Jamie Sammons, modified 1 Year ago. New Member Posts: 5 Join Date: 2/29/24 Recent Posts

I have an Arabic text. I have the same text in two formats: pdf and txt.
The content of the txt document is indexed well, so even if I search for a single word/phrase it is found.
While the content of the pdf document is not indexed well. Some times the word/phrase I am looking for is found, other times it is not. Can anyone help me?

thumbnail
Olaf Kock, modified 1 Year ago. Liferay Legend Posts: 6441 Join Date: 9/23/08 Recent Posts

For PDFs it's hard to say, as it's internally not necessarily text, but can be quite graphical (depending on the program that created the PDF in the first place). PDF, in its core, is Postscript - so there might be all kinds of escape sequences and positioning information in between single letters/glyphs.

Try to extract text with some of the available tools or services and see what it reveals. It might show that your PDF indeed is not text, but an image.
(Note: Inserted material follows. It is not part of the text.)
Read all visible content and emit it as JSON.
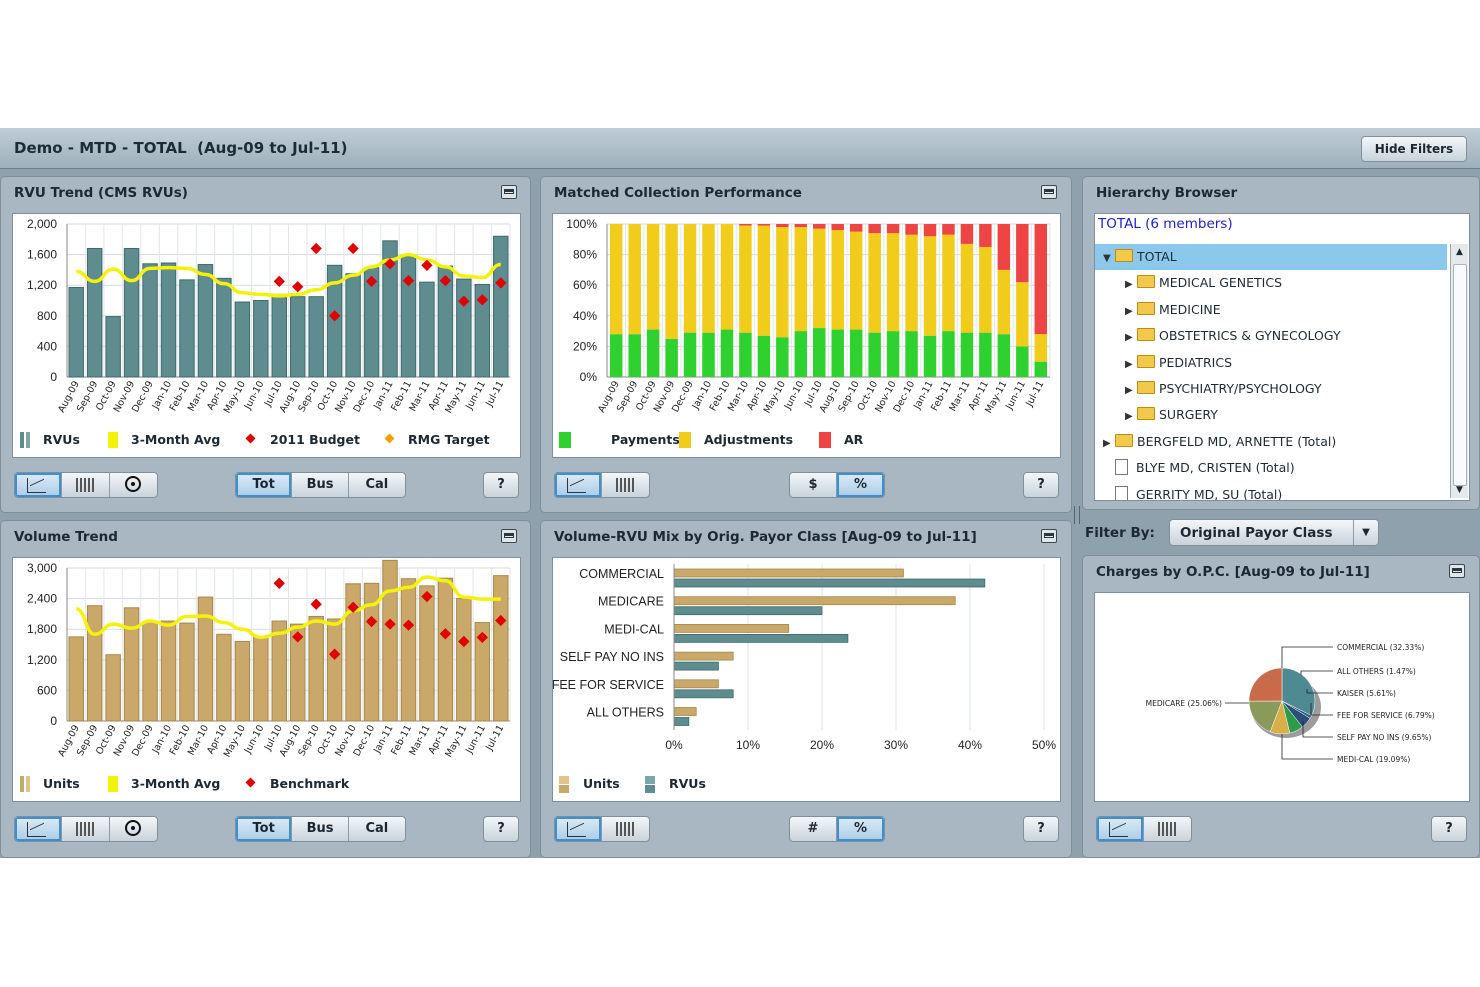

Jamie Sammons, modified 1 Year ago. New Member Posts: 5 Join Date: 2/29/24 Recent Posts

I tried to extract the text from the pdf and it is extracted. Except that sometimes there are differences between the words in the PDF and the words extracted, and consequently when searching for the word extracted from the PDF it is not found (because the extracted word is "transformed" in another word).